It is important for us to tell people about the history of Tranøy lighthouse. About how it was to live here, and about all the other important work that was done, like the maritime pilotage activity. This is an important part of our coastal and cultural history, that we want to remember and share with others.
Back in the day, a lighthouse was needed to show ships the way on their journey through Vestfjorden into the inner areas, and to lead the marine traffic towards Tjeldsund, Ofoten, and Tysfjord. The lighthouse director decided that Stangholmen would be an appropriate place for a lighthouse.
A lighthouse with a fixed light was chosen. The allocation for the construction of the lighthouse was placed in the budget for the period 1863-66, and it was estimated to cost 6274 Norwegian Speciedaler.
The owner of Stangholmen was willing to sell it, but because he could not provide an unencumbered deed, it was decided that the Lighthouse Authority would pay a yearly rent of 3 Norwegian Speciedaler instead. In addition to that, the employees of the Lighthouse Authority gained the right to collect water at Tranøy. A log building was constructed, as well as a shed with a stable and space to store wood and oil, and a boathouse with a rail to pull the boats out of the sea. A fourth-order lighthouse lens with a fixed light was mounted. The lighthouse was lit on the 19th of September 1864.
During a storm in the winter of 1867, part of the protection wall by the lighthouse was destroyed by the strong waves. In 1877 there was another storm, where the sea covered all of Stangholmen and severely damaged the protection wall. The houses and the cistern were all filled with seawater.
In 1903-04 there was a suggestion to replace the fixed light at Tranøy with a revolving light. The budget allocation for this didn’t come until 1909-10. In 1910, a new light was mounted and the lighthouse now blinked two times every six seconds. In 1906, the lighthouse got a water tank in the basement, and in 1908 a quay with a crane.
In 1933, a list of lighthouses that should have a fog signal was created in cooperation with the sailors’ associations, and Tranøy was on the list. 120 000 Norwegian Kroner were allocated to buy a diaphone. The 20-meter-tall iron tower at Moholmen outside of Kabelvåg was disassembled and moved to Tranøy, where it was mounted (at a total height of 28 meters). The lighthouse light from 1910 was kept, as well as the installation from Moholmen. On the ground floor, a machinery room was built. Three compressed air tanks were placed on the floors above, while the diaphone was mounted on the top floor. The new lighthouse was put into operation on the 1st of November 1936. This meant more staff members were needed – four men instead of just one. For that reason, three new buildings were constructed in addition to the tower. A house with two living units, a shed, and a boathouse. There was now a lighthouse keeper, a first assistant, a second assistant, and a backup person. They only had work when the light was on between the 7th of August and the 30th of April. In 1959 the lighthouse was electrified, with a diesel generator as a backup.

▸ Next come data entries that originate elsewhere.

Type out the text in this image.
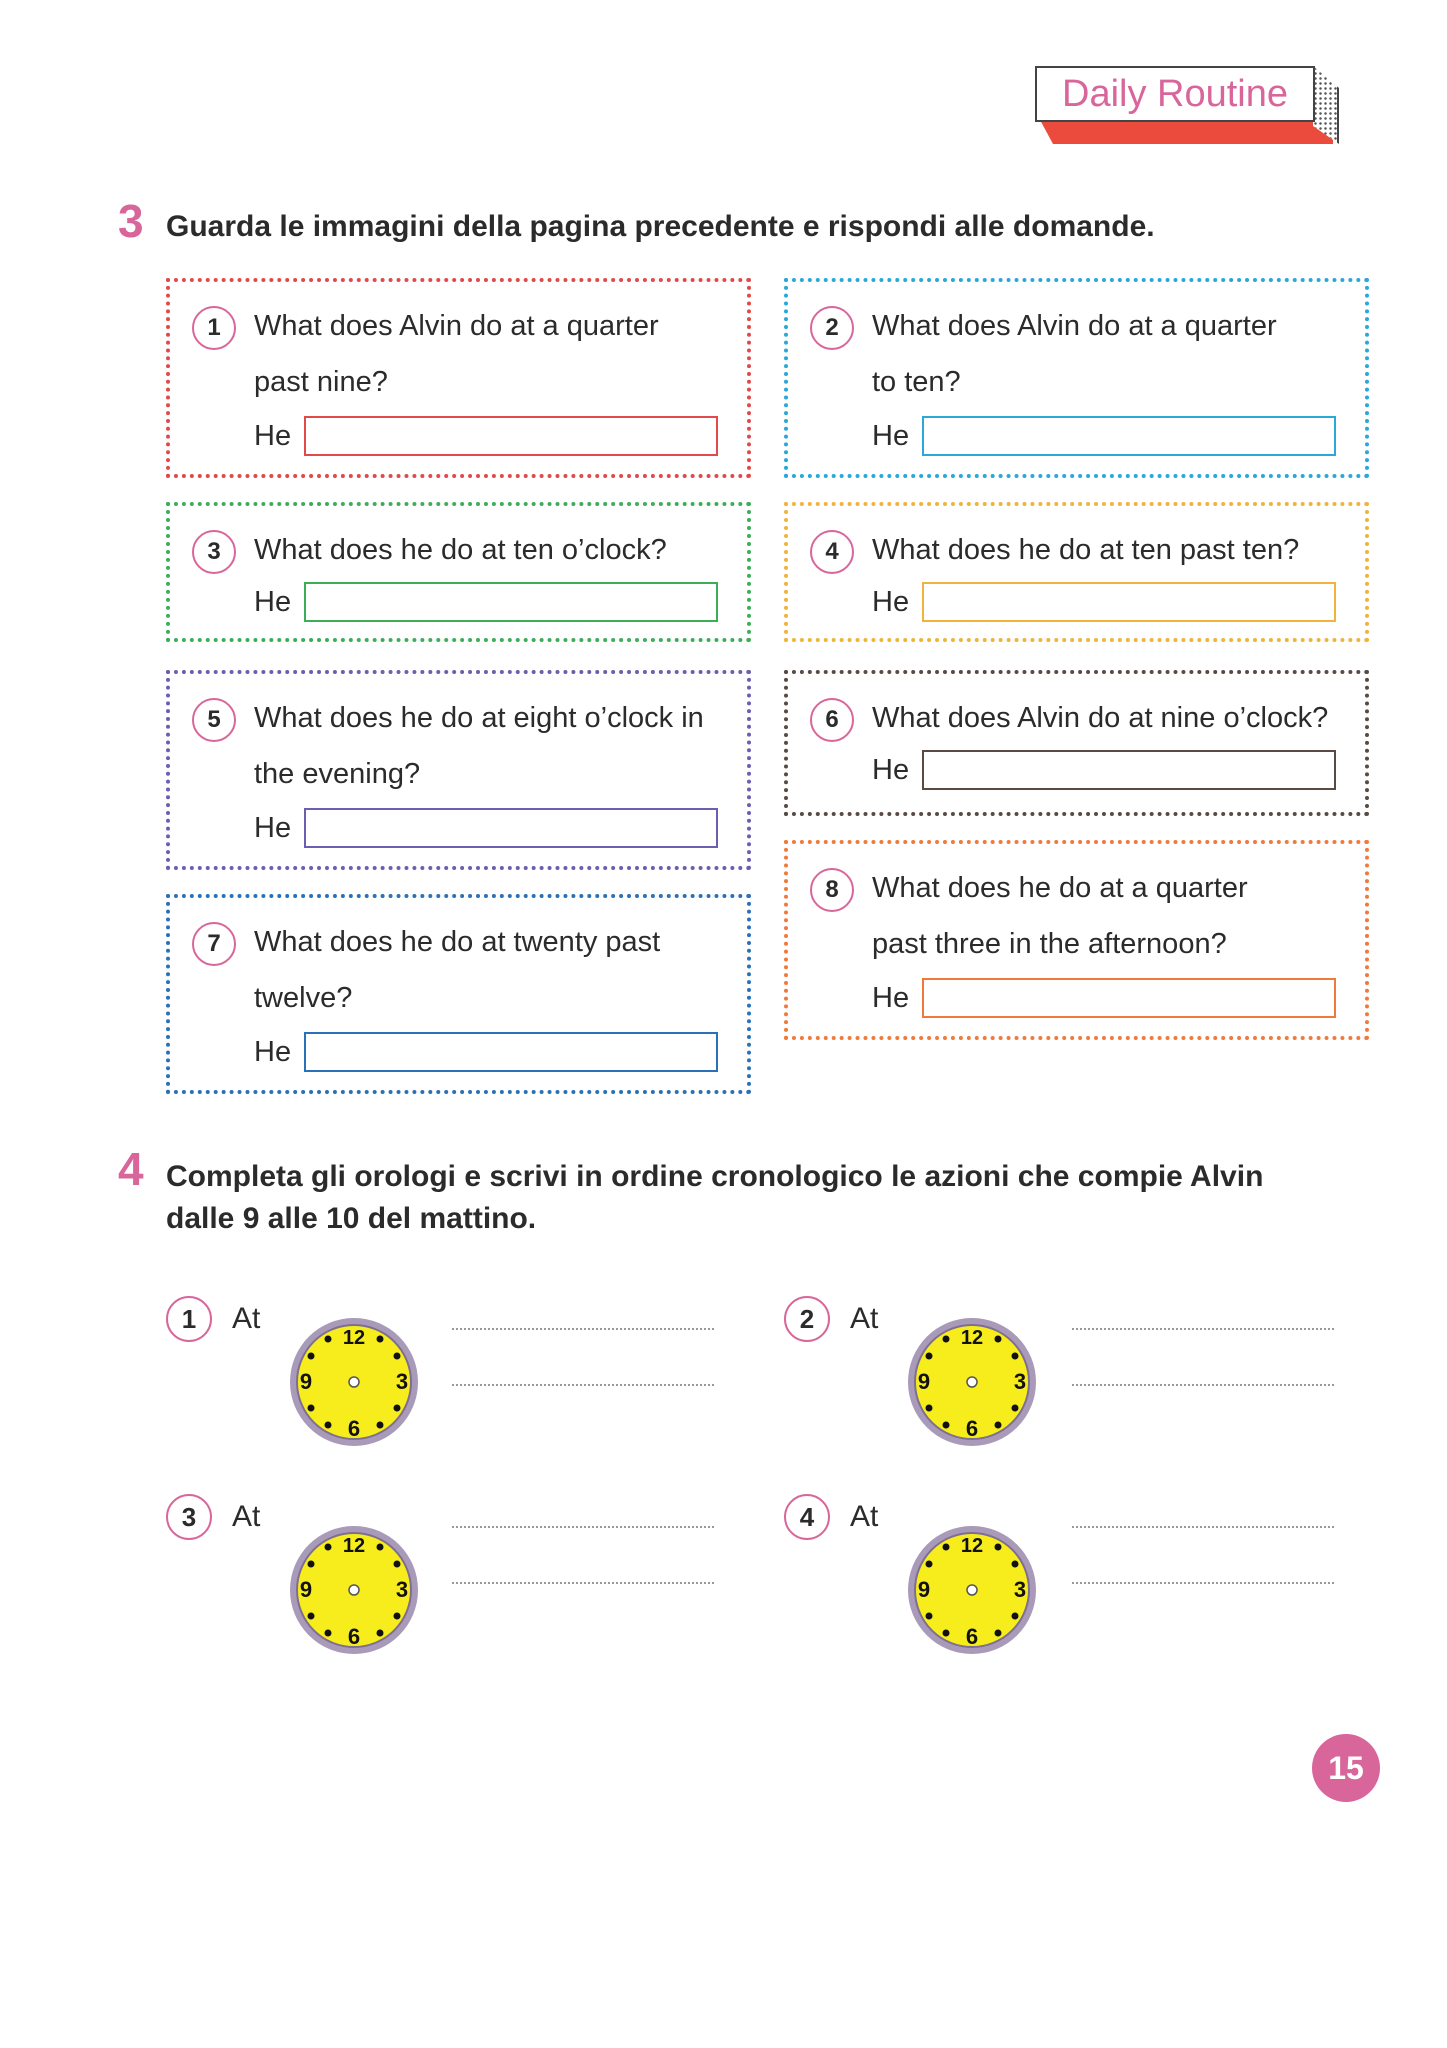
Daily Routine
3 Guarda le immagini della pagina precedente e rispondi alle domande.
1	What does Alvin do at a quarter
past nine?
He
2	What does Alvin do at a quarter
to ten?
He
3	What does he do at ten o’clock?
He
4	What does he do at ten past ten?
He
5	What does he do at eight o’clock in
the evening?
He
6	What does Alvin do at nine o’clock?
He
8	What does he do at a quarter
past three in the afternoon?
He
7	What does he do at twenty past
twelve?
He
4 Completa gli orologi e scrivi in ordine cronologico le azioni che compie Alvin
dalle 9 alle 10 del mattino.
1	At
12
3
6
9
2	At
12
3
6
9
3	At
12
3
6
9
4	At
12
3
6
9
15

A new light with a second-order fixed lens (middle part) and a 1000 W lamp was mounted. An electric compressor was installed for the fog signal. Originally, a rowing boat was used to cross the strait from Stangholmen to the mainland, but this could at times be a lot of work. In 1969, a 250-meter-long footbridge was constructed across the narrow strait. A few years later, Tranøy lighthouse became a lighthouse manned by alternating shifts, so the families left. In 1983 the fog signal was removed, and the staff was reduced from four to two people. In 1986, the lighthouse was automated, and five years later, on the 5th of June 1991, the last lighthouse keeper’s shift ended. On the 1st of July 1993, Tranøy lighthouse’s adventure as a tourist destination started, and the first owners were Stig Lexberg and his family.